A Danish Hospital Gets a Light-Filled Addition
Replete with light and art, the North Wing of the Rigshospitalet medical complex offers a vision for the future of health care.
With the design of the new North Wing, Copenhagen’s largest hospital, Rigshospitalet, represents the future of health care: a balance of patient care, flexibility, and functionality. Containing more than 200 patient rooms, 33 operating rooms, an intensive care unit, and various outpatient clinics spread across roughly 580,000 square feet, the addition sits within the existing campus, which includes some cold concrete relics from 1970.
The design, which is the result of a close collaboration between local firms LINK arkitektur and 3XN along with engineers from Sweco, is a more welcoming counterpart to the original hospital built in 1910. The architects chose to clad it in natural Jura Gelb stone, the same robust material used on another Rigshospitalet structure completed by 3XN in 2015: an administration building and patient hotel, which provides accommodation for patients who are awaiting or recuperating from treatment. Both recent buildings were designed to be approachable and inviting to patients, but they also had to uphold a high standard of efficiency in one of the top hospitals in Denmark.

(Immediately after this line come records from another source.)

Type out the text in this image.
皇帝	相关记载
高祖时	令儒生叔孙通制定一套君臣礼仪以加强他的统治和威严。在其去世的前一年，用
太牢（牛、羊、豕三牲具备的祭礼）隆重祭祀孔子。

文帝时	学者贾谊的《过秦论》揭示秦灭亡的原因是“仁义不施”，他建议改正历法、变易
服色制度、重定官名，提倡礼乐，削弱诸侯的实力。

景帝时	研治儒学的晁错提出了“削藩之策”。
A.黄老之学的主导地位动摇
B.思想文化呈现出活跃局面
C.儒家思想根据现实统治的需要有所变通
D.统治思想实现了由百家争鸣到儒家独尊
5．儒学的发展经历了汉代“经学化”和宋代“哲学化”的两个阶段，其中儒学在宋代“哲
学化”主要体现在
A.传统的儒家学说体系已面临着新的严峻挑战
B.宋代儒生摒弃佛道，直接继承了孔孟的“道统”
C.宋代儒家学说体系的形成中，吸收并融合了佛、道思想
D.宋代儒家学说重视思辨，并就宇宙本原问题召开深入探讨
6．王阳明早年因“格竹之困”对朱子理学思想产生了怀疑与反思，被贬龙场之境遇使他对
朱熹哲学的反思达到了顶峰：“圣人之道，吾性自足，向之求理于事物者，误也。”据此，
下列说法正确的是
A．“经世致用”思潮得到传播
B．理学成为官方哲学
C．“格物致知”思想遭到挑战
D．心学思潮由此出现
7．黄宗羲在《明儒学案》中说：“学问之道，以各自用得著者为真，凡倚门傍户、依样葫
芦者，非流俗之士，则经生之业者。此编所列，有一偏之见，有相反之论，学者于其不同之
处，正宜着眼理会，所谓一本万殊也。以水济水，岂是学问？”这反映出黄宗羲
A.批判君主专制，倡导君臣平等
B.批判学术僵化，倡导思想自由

Located at the edge of the Nørrebro district, facing the Blegdamsvej thorough-fare and the public green space Fælledparken, the North Wing hunkers low, approaching passersby in a humane and friendly manner despite its heft. “Naturally, we took advantage of the location with direct exposure to the park and the Copenhagen skyline and ensured that all hospital beds have views to either of the two,” remarks Kim Herforth Nielsen, 3XN founder and creative director. Even if just walking past it, people can relate to the entrance at eye level, “respectfully lowering down towards the classic Copenhagen-style residential buildings across the road,” he adds. From that interface with the surround-ing urban space, the zigzagged structure organically rises upward to a scale dictated by the needs of a large hospital—about 120 feet tall and 770 feet long.
The new building’s ground floor holds the main reception, common areas such as a restaurant, and the diagnostic center. The first and second floors are allocated to surgery rooms, including both outpatient and intensive care units. Conference rooms, meeting facilities, and office and administrative zones are located on the third floor, which serves as a transitional space dividing the treatment functions on the lower floors and bed wards above. Each level has its own dedicated color scheme, making for a dynamic design approach and ensuring user-friendly navigation. For Nielsen, architecture is both art and rocket science, especially in the case of hospitals. “It is an amalgamation of science, expressions, aesthetics, technology, and satisfaction of human needs,” he says. “To add to this, hospitals are obviously complex structures, to say the least—a concise combination of form and function, of societal need and cultural nuance.” This rationale led to the soothing geometric shape of the North Wing, which is com-posed of a series of folded, V-shaped structures tied together by a transversal link. Inspired by the lines on a cardiogram graph, the architects conceived the zigzaglike plan to separate various quiet zones and patient rooms from the main arterial route, which weaves through the entire wing. According to Stig Vesterager Gothelf, partner in charge of the project at 3XN, the corridor is the heart of the build-ing, a central walkway allowing staff to circulate easily. Optimizing efficiency and functionality while fostering peace and quiet, it also provides optimal conditions for recovery for each patient, with rooms that are easily accessible but located off route.
In addition to tall windows that catch and diffuse light to almost every corner of the interior, art is used to contribute to a feeling of lightness. The hospital commissioned three major site-specific installations by renowned Danish artists not only to piece together the disparate rooms but also to strengthen their individual identities and act as landmarks and wayfinding tools. The dynamic formations of Danish-Icelandic artist Olafur Eliasson’s gigantic mobile soften what is a traditionally sterile and steely environment and can be viewed from different angles and levels of the hospital. Erik A. Frandsen’s staircase, made up of millions of colorful mosaics, links the ground floor to the seventh. Colorful kaleidoscopic wall paintings by artist Malene Landgreen add to this sense of connectivity: Orange, blue, and pink hues dominate and guide the eye as one walks up the stairs. It’s a significant investment in something that may seem ancillary to health care, but the art installations act as critical pieces of the healing puzzle of the North Wing’s architecture. “We have created a long-lasting, flexible hospital that can adapt according to future operational needs,” says Nielsen, “while at the same time designing a hospital with a strong expression, conveying openness, transparency, safety, and humanism.”